Like all systems involving goals, resources, and actions, computation can be viewed in economic terms. Computer science has moved from centralized toward increasingly decentralized models of control and action; use of market mechanisms would be a natural extension of this development. The ability of trade and price mechanisms to combine local decisions by diverse parties into globally effective behavior suggests their value for organizing computation in large systems.

This paper examines markets as a model for computation and proposes a framework-agoric systems-for applying the power of market mechanisms to the software domain. It then explores the consequences of this model at a variety of levels. Initial market strategies are outlined which, if used by objects locally, lead to distributed resource allocation algorithms that encourage adaptive modification based on local knowledge. If used as the basis for large, distributed systems, open to the human market, agoric systems can serve as a software publishing and distribution marketplace providing strong incentives for the development of reusable software components. It is argued that such a system should give rise to increasingly intelligent behavior as an emergent property of interactions among software entities and people.

Jon Udell wrote in Infoworld this week:

In the end, scalability isn’t an inherent property of programming languages, application servers, or even databases. It arises from the artful combination of ingredients into an effective solution. There’s no single recipe. No matter how mighty your database, for example, it can become a bottleneck when used inappropriately.

It’s tempting to conclude that the decentralized, loosely coupled Web architecture is intrinsically scalable.
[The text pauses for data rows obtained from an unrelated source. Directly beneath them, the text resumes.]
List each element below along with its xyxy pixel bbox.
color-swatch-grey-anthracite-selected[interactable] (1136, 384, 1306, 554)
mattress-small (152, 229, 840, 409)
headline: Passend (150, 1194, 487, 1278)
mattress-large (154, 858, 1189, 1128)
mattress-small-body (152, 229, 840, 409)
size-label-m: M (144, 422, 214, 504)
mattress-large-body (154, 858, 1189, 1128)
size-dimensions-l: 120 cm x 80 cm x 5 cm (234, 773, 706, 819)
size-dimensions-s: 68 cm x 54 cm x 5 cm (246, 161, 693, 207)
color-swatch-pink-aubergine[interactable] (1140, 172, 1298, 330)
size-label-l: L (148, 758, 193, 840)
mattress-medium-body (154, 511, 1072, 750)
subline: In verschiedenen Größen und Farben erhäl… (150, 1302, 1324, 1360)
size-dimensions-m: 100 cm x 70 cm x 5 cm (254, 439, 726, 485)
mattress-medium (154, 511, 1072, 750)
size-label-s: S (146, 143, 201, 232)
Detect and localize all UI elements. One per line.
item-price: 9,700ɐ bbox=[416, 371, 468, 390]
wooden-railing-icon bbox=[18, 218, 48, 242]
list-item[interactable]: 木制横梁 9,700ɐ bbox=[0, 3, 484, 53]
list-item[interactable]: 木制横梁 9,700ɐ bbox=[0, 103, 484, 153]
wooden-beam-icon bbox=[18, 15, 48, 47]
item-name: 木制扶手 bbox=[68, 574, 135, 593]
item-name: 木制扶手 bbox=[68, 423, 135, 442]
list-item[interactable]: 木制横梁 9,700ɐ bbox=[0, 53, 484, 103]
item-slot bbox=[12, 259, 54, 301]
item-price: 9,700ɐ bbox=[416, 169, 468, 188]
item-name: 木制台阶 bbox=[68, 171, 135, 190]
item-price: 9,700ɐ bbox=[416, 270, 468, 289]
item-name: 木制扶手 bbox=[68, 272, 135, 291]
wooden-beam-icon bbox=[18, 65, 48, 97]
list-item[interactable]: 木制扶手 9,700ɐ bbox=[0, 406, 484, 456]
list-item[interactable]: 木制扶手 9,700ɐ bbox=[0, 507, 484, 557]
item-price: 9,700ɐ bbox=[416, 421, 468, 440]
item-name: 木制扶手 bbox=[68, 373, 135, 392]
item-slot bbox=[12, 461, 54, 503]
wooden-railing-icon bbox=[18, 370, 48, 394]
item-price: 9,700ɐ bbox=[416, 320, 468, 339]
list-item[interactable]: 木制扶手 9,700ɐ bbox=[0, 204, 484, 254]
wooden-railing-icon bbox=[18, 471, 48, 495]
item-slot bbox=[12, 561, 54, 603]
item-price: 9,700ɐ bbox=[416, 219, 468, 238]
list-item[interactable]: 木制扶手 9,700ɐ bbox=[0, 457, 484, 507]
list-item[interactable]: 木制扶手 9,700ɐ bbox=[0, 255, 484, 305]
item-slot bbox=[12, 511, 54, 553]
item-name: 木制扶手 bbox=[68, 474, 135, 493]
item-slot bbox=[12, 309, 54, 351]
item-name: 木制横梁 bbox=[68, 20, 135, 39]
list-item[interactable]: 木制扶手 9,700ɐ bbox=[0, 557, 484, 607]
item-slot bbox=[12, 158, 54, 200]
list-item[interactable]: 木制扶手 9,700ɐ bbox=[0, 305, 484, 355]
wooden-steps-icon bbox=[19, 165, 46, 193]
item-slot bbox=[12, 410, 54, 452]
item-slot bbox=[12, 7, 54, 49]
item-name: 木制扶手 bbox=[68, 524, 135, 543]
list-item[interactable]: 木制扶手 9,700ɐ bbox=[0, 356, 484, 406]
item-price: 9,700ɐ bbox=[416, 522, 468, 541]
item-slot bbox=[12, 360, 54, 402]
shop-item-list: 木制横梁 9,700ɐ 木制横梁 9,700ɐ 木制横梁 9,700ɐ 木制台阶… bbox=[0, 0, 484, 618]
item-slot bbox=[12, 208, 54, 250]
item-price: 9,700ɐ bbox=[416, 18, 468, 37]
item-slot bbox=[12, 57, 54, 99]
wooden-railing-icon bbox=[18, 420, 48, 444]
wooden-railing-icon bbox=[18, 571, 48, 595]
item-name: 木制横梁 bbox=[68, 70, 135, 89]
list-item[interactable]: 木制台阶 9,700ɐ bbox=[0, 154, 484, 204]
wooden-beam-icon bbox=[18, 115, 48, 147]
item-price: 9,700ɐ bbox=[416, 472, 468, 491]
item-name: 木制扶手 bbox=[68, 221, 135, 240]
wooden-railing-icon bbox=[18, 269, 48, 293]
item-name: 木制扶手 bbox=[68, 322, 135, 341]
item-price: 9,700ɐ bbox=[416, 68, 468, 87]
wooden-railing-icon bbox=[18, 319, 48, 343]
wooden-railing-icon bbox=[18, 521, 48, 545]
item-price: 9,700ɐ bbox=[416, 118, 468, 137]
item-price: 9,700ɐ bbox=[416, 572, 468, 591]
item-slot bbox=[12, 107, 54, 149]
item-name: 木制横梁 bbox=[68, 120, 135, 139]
Not so. We’ve simply learned — and are still learning — how to mix those ingredients properly. Formats and protocols that people can read and write enhance scalability along the human axis. Caching and load-balancing techniques help us with bandwidth and availability.

But some kinds of problems will always require a different mix of ingredients. Microsoft has consolidated its internal business applications, for example, onto a single instance of SAP. In this case, the successful architecture is centralized and tightly coupled.

For any technology, the statement “X doesn’t scale” is a myth. The reality is that there are ways X can be made to scale and ways to screw up trying. Understanding the possibilities and avoiding the pitfalls requires experience that doesn’t (yet) come in a box.

Decentralization is not a hammer that can hit every nail. Experience is still the mother of good judgment.